While the number of openly LGBT journalists has flourished since NLGJA was formed 20 years ago, there are still some glaring holes. One is the lack of LGBT on-air reporters in television and the complete lack of LGBT anchors on the networks and cable news shows (Rachel Maddow and Jane Velez Mitchell are arguably not doing news, but instead commentary).
Another major gap is the lack of LGBT opinion columnists and pundits. With the exception of Deb Price, there are no major syndicated columnists who openly LGBT. There is a serious lack of LGBT voices on the op-ed pages of major newspapers and news websites.
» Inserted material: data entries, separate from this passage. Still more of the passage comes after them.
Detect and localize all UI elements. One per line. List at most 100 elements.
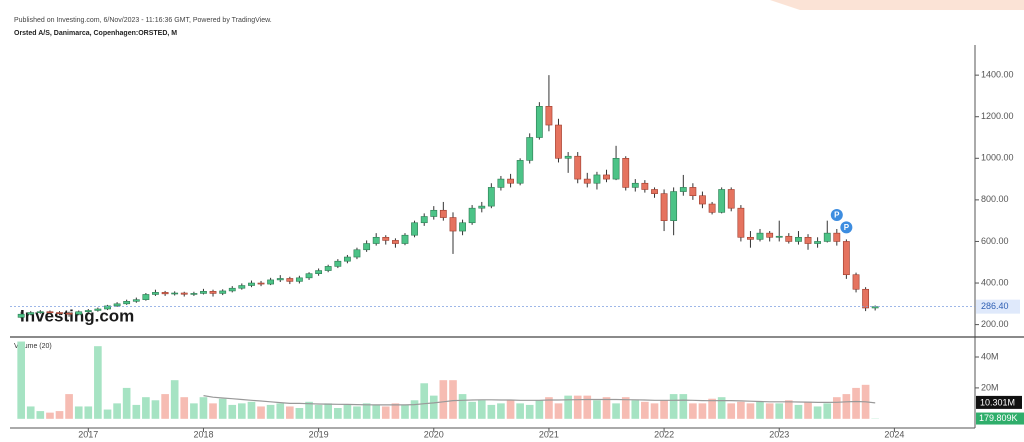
candle-body — [305, 273, 313, 279]
last-price-label: 286.40 — [981, 301, 1009, 311]
volume-bar — [401, 404, 409, 419]
volume-bar — [554, 403, 563, 419]
candle-body — [209, 291, 217, 294]
candle-body — [583, 178, 591, 184]
candle-body — [65, 312, 73, 315]
volume-bar — [36, 411, 45, 419]
candle-body — [84, 310, 92, 313]
candle-body — [449, 217, 457, 232]
y-tick-label: 1400.00 — [981, 70, 1014, 80]
volume-bar — [17, 341, 25, 419]
volume-bar — [535, 400, 544, 419]
volume-bar — [602, 397, 611, 419]
candle-body — [708, 203, 716, 213]
candle-body — [795, 236, 802, 242]
volume-bar — [257, 406, 265, 419]
candle-body — [603, 174, 610, 180]
volume-bar — [631, 400, 640, 419]
candle-body — [334, 260, 342, 267]
volume-tick-label: 20M — [981, 382, 999, 392]
candle-body — [660, 193, 668, 221]
candle-body — [228, 287, 236, 292]
volume-bar — [660, 400, 668, 419]
volume-bar — [381, 406, 390, 419]
volume-bar — [477, 400, 486, 419]
candle-body — [718, 189, 726, 213]
volume-bar — [170, 380, 179, 419]
volume-bar — [237, 403, 246, 419]
volume-bar — [343, 404, 352, 419]
volume-bar — [573, 395, 582, 419]
candle-body — [382, 236, 390, 241]
candle-body — [123, 301, 131, 305]
candle-body — [574, 155, 582, 180]
candle-body — [152, 292, 159, 295]
candle-body — [257, 282, 265, 285]
x-tick-label: 2018 — [193, 429, 213, 439]
candle-body — [631, 182, 639, 188]
volume-bar — [679, 394, 688, 419]
candle-body — [248, 282, 255, 286]
candle-body — [411, 222, 418, 236]
candle-body — [353, 249, 361, 258]
volume-bar — [784, 400, 793, 419]
x-tick-label: 2017 — [78, 429, 98, 439]
volume-bar — [362, 403, 371, 419]
volume-bar — [593, 400, 601, 419]
volume-bar — [180, 397, 189, 419]
volume-bar — [823, 403, 832, 419]
candle-body — [487, 187, 495, 207]
volume-bar — [737, 401, 745, 419]
candle-body — [200, 291, 207, 294]
volume-bar — [247, 401, 256, 419]
volume-bar — [832, 397, 841, 419]
volume-bar — [468, 401, 476, 419]
source-note: Published on Investing.com, 6/Nov/2023 -… — [14, 17, 272, 24]
event-marker — [830, 208, 843, 221]
candle-body — [679, 187, 687, 192]
candle-body — [535, 106, 543, 138]
candle-body — [862, 288, 870, 309]
volume-bar — [794, 404, 803, 419]
volume-bar — [650, 403, 659, 419]
candle-body — [343, 256, 351, 262]
candle-body — [267, 279, 275, 285]
candle-body — [545, 106, 553, 126]
candle-body — [142, 294, 150, 300]
candle-body — [171, 292, 179, 295]
candle-body — [190, 293, 198, 295]
candle-body — [104, 305, 111, 310]
volume-bar — [775, 403, 784, 419]
volume-bar — [55, 411, 64, 419]
candle-body — [727, 189, 735, 209]
y-tick-label: 1200.00 — [981, 111, 1014, 121]
y-tick-label: 800.00 — [981, 194, 1009, 204]
volume-bar — [391, 403, 400, 419]
candle-body — [56, 312, 63, 314]
volume-bar — [458, 394, 467, 419]
candle-body — [478, 205, 486, 209]
candle-body — [497, 178, 505, 188]
candle-body — [363, 243, 371, 251]
ma-value-box — [976, 395, 1022, 409]
candle-body — [526, 137, 534, 161]
volume-bar — [142, 397, 150, 419]
volume-bar — [487, 404, 496, 419]
volume-bar — [94, 346, 102, 419]
candle-body — [276, 278, 284, 281]
candle-body — [612, 157, 620, 180]
volume-bar — [151, 400, 160, 419]
candle-body — [295, 277, 303, 282]
x-tick-label: 2020 — [424, 429, 444, 439]
volume-bar — [228, 404, 237, 419]
candle-body — [756, 232, 764, 240]
candle-body — [132, 299, 140, 302]
volume-bar — [621, 397, 630, 419]
volume-bar — [564, 395, 572, 419]
volume-bar — [756, 401, 764, 419]
x-tick-label: 2022 — [654, 429, 674, 439]
volume-bar — [689, 403, 697, 419]
volume-bar — [113, 403, 121, 419]
candle-body — [36, 311, 44, 314]
volume-bar — [852, 387, 860, 419]
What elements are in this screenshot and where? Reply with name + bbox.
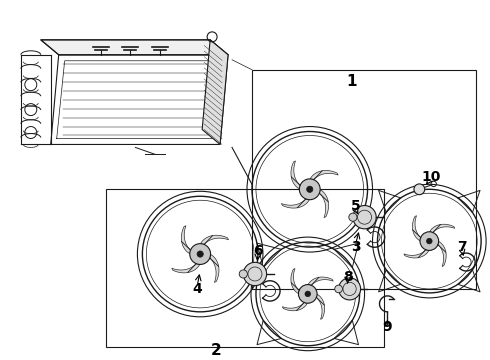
Text: 1: 1 xyxy=(346,74,357,89)
Circle shape xyxy=(298,284,317,303)
Polygon shape xyxy=(281,199,309,208)
Circle shape xyxy=(305,291,311,297)
Polygon shape xyxy=(172,264,200,273)
Polygon shape xyxy=(317,294,324,319)
Polygon shape xyxy=(430,224,455,233)
Polygon shape xyxy=(404,250,429,258)
Polygon shape xyxy=(413,216,421,241)
Polygon shape xyxy=(308,277,333,285)
Circle shape xyxy=(190,244,211,265)
Circle shape xyxy=(197,251,203,257)
Polygon shape xyxy=(319,190,329,218)
Polygon shape xyxy=(438,242,446,266)
Polygon shape xyxy=(210,255,219,283)
Bar xyxy=(252,70,476,289)
Text: 2: 2 xyxy=(211,343,221,358)
Text: 5: 5 xyxy=(351,199,361,213)
Circle shape xyxy=(414,184,425,195)
Polygon shape xyxy=(310,171,338,180)
Polygon shape xyxy=(202,40,228,144)
Circle shape xyxy=(244,262,267,285)
Circle shape xyxy=(426,238,432,244)
Circle shape xyxy=(307,186,313,192)
Polygon shape xyxy=(41,40,228,55)
Text: 4: 4 xyxy=(192,282,202,296)
Polygon shape xyxy=(282,302,307,311)
Circle shape xyxy=(353,206,376,229)
Text: 8: 8 xyxy=(343,270,352,284)
Polygon shape xyxy=(200,235,229,244)
Circle shape xyxy=(339,278,361,300)
Text: 7: 7 xyxy=(457,240,467,254)
Circle shape xyxy=(299,179,320,200)
Circle shape xyxy=(349,213,357,221)
Text: 3: 3 xyxy=(351,240,361,254)
Text: 10: 10 xyxy=(421,170,441,184)
Polygon shape xyxy=(291,269,299,293)
Circle shape xyxy=(239,270,247,278)
Circle shape xyxy=(420,232,439,251)
Text: 6: 6 xyxy=(253,244,263,258)
Text: 9: 9 xyxy=(383,320,392,334)
Polygon shape xyxy=(181,226,191,254)
Polygon shape xyxy=(291,161,300,189)
Circle shape xyxy=(335,285,343,293)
And openly LGBT people rarely show up as pundits on shows like Meet the Press, Face the Nation, or ABC’s This Week.
In a story for Mediate, I suggested 12 people who deserve to have a national audience. The list includes Jamie Kirchick, Jonathan Capehart, Jonathan Rauch, Andrew Sullivan, Frank Bruni, Karl Frisch, Pam Spaulding, Dan Savage, LZ Granderson, Sandip Roy, Kerry Eleveld, and Winnie Stachelberg.
While there is some racial diversity in that group, it was far from perfect. The list also doesn’t include any transgender writers. What was surprising was the ideological variety. There were a number of people who are ideologically center-right or even conservative. And it didn’t require a lot of effort to find a good ideological mix.
Another challenge in compiling the list was uncertainty about whether some people were public about being LGBT. I mentioned two situations in the story, and there’s at least one other prominent blogger whose sexual orientation was rather vague.
But imagine if such a list were compiled 20 years ago or even 10 years ago. It would have likely been even more difficult to come up with 12 people and the diversity of that group would have been limited. That says something about how things are changing and why NLGJA matters and has an impact.